Didampingi Achmad Anugrah selaku ketua LSM GARAD Indonesia, pihak pekerja telah mendapatkan undangan pertemuan di kantor UPT P2TK ruangan Parleva untuk dilakukan mediasi dengan pihak PT Perwita Nusaraya.
Namun sayangnya, pertemuan tersebut tampak buntu belum mendapatkan solusi yang terbaik bagi kedua belah pihak.
"Sempat terjadi perdebatan antara kami yang mewakili pekerja dengan perwakilan PT Perwita, karena menurut kami, pihak Perusahaan belum memberikan solusi minimal 60% dari subtansi persoalan." Ujar yang akrab dipanggil Achmad Garad ini di parkiran kantor P2TK, Jl Bendul Merisi Surabaya. Rabu (20/09/2023).
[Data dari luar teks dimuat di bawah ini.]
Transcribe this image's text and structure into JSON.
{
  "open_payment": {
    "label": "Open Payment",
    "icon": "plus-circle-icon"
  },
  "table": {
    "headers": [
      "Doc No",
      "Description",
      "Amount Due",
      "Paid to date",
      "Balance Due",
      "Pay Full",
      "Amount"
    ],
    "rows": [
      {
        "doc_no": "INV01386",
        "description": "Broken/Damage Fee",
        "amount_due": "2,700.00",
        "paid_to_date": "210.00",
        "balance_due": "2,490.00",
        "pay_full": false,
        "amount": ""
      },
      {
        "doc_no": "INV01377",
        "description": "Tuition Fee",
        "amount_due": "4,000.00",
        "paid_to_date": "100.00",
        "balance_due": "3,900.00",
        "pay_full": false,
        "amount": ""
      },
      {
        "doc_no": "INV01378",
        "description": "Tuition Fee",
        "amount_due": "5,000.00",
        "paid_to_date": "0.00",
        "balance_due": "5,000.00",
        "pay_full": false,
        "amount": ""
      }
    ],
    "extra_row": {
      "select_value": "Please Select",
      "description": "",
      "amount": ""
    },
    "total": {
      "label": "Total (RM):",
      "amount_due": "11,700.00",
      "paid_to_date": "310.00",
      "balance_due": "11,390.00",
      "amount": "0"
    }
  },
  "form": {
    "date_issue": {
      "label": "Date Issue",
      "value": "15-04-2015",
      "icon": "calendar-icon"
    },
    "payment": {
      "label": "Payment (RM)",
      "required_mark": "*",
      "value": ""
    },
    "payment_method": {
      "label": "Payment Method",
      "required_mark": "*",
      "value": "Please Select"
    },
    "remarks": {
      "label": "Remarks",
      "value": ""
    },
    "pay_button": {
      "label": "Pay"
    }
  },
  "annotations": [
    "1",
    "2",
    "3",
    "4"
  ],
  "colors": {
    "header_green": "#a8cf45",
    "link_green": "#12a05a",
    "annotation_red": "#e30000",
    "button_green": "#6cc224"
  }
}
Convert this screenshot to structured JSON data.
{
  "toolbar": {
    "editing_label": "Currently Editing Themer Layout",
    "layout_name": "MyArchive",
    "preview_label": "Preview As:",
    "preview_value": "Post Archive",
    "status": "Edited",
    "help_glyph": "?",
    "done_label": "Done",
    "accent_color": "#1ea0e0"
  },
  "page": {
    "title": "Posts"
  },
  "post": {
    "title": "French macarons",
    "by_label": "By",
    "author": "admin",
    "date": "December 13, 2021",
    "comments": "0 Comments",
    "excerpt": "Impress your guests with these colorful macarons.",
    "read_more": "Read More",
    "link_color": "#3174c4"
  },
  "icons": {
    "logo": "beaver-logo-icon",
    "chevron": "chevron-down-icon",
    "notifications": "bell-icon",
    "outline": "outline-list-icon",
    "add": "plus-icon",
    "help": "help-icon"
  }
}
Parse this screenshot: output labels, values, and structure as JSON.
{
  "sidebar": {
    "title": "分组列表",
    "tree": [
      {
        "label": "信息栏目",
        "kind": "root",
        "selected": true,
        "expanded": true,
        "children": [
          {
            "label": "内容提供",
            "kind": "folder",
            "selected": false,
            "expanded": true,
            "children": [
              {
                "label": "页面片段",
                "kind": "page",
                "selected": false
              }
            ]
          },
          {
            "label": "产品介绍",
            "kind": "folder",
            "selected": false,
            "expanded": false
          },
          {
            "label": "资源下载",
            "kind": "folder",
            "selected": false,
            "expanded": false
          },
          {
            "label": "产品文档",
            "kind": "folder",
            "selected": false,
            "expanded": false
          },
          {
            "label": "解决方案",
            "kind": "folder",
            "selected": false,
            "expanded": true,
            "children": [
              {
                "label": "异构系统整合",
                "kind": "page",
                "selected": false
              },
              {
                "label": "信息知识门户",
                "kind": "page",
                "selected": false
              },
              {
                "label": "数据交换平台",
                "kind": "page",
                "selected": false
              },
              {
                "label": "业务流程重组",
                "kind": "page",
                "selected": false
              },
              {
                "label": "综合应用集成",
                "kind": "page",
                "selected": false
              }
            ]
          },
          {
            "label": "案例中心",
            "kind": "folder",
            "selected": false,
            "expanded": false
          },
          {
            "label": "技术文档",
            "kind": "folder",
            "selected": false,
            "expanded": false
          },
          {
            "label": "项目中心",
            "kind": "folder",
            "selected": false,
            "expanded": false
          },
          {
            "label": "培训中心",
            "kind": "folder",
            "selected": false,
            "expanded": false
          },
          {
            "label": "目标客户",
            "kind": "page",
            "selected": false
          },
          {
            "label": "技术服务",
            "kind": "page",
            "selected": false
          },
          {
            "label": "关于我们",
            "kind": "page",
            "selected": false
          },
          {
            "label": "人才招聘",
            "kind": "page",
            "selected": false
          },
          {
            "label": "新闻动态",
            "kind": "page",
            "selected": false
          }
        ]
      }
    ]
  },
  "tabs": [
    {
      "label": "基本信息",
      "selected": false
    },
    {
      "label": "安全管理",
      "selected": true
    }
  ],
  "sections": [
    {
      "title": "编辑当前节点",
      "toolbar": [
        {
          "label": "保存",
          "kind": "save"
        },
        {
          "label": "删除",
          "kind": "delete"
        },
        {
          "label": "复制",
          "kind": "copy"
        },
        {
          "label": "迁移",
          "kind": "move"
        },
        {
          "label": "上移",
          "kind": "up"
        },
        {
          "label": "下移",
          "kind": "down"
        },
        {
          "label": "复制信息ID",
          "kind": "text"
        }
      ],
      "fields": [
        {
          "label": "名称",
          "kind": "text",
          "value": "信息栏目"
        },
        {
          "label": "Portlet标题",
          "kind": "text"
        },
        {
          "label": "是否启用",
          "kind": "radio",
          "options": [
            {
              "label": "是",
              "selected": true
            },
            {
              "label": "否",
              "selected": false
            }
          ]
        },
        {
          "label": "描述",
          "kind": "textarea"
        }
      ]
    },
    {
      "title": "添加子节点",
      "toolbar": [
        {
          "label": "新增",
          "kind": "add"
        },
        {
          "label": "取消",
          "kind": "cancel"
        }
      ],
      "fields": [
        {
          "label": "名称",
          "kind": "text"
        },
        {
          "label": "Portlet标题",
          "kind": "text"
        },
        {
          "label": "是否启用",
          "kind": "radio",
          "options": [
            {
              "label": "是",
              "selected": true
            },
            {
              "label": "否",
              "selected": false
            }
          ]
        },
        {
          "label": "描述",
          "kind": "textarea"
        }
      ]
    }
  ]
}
Diketahui, adanya perdebatan dikarenakan pihak PT Perwita seolah tidak menjaring aspirasi apa yang telah menjadi pengaduan pekerja, malah terkesan mencari pembenaran diri.
"Contohnya terkait dokumen dalam hal ini surat nikah, pekerja ini kan sudah mengaku bahwa dibawa oleh agen yang membawanya ke PT Perwita, sehingga asumsi kami, agen tersebut kan bagian dari perusahaan. Bukan memberikan solusi tapi malah seolah lepas tangan karena agen yang dimaksud adalah orang freelance, ya masak pekerja ini tau, yang tau kan pihak perusahaan. Pekerja ini kan taunya yang membawa itu ya bagian dari PT Perwita." Ungkapnya.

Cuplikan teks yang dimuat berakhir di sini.